Despite the fact that both states have roughly the same populations and European cultural influences, Wisconsin has nearly three-times as many establishments—12,500 in all—that sell liquor by the drink as Minnesota.  You can find taverns and watering holes like Drea’s all across the state in the most unlikely locations.  “Location, location, location” may mean something to the real-estate industry, but not in the tavern business.  In Wisconsin, at crossroads like Loreto, county highways, unincorporated towns and villages, remote woods, or neighborhood blocks, chances are, you will find a tavern.  Taverns were located near the workingmen, who would spend time and money after a day in hay fields, or entertain themselves on weekends.

Alas, today, fewer workingmen mean fewer taverns, or at least an aging clientele.  The younger crowd goes to clubs in big cities for dancing, live entertainment, or sports (big-screen TV’s with the game on, darts, pool, and video games).  So how does a tavern owner attract customers, especially when entertainment choices, both in and outside the home, seem so limitless?

He could try gambling.  Many Wisconsin tavern owners have installed video-poker machines with payouts to attract customers, just as gambling on Indian reservations took off after the 1988 Indian Gaming Act.  The state frowned on that, however, and began a crackdown when it turned out that local sheriffs were looking the other way.  The 2002 governor’s race grew out of this struggle.  Ed Thompson, brother of former Wisconsin governor and Health and Human Service Secretary Tommy Thompson, had video-poker machines in his Tomah supper club, the Tee-Pee.  State Attorney General Jim Doyle began confiscating video-poker machines, including a few at the Tee-Pee during a 1997 raid.  An incensed Thompson fought back with the help of the state’s 4,600-member Tavern League.  The local district attorney for Monroe County could not find an unbiased jury to try the case, and the charges were dropped.  The state subsequently changed the law to allow taverns a limited number of machines for amusement only.  Thompson became a libertarian hero, embarrassed his brother, was elected mayor of Tomah, and ran for governor.  Doyle went on to become governor, beating Thompson.

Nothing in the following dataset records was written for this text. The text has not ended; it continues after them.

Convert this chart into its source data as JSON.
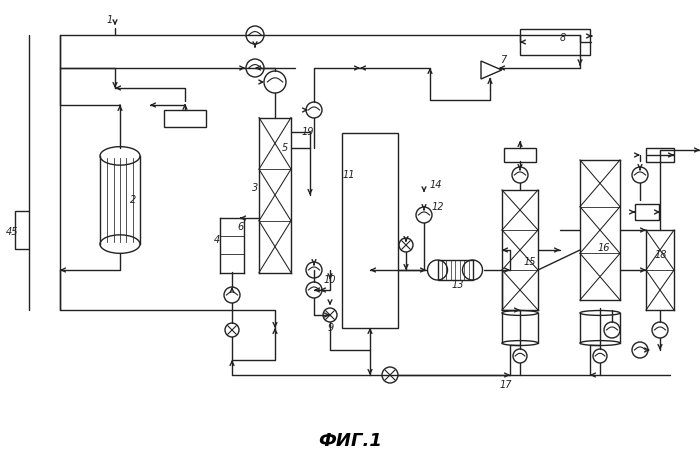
{
  "title": "ФИГ.1",
  "bg": "#ffffff",
  "lc": "#222222",
  "lw": 1.0,
  "fig_w": 7.0,
  "fig_h": 4.63,
  "dpi": 100
}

If gambling isn’t the salvation of taverns, then maybe naked women are.  A few rural taverns are becoming strip joints—or, to use the current euphemism, “gentlemen’s clubs”—to keep the doors open.  One such place is the Border Lounge, located near the Mississippi River in Hager City.  Throughout much of the 1990’s, the Trenton Township government tried to keep the lounge from operating as a “gentlemen’s club.”  Townships not interested in seeing their taverns turn into such “clubs” passed resolutions banning nude dancing altogether.  However, the Wisconsin Supreme Court, in a 5-2 decision back in 1998, declared such resolutions unconstitutional because of their “restrictiveness.”  Unable to restrict this kind of entertainment in their own jurisdictions, and given the costs of litigation (Trenton Township had to pay $115,000 in a settlement with the club) and their limited resources, many townships have backed away from trying to stop the spread of strip joints across rural Wisconsin.  For a while, the Trenton township board did deny the “club” its liquor license, hoping that fruit juices and root beer would keep customers away.  When that did not work, they threw in the towel.

It was never uncommon to see rural or small-town strip joints, especially in Northern Wisconsin.  In Hurley, they, are considered a local institution, complete with their own section on Silver Street.  Such places, however, used to be located next to rough and sometimes lawless mining and lumber camps.  When people hear “strip joint,” they think of a seedy, inner-city block—not of rolling hills, pastures, churches, and small schools.  For strip joints, however, as for the old taverns they inherit, “location, location, location” doesn’t seem to matter.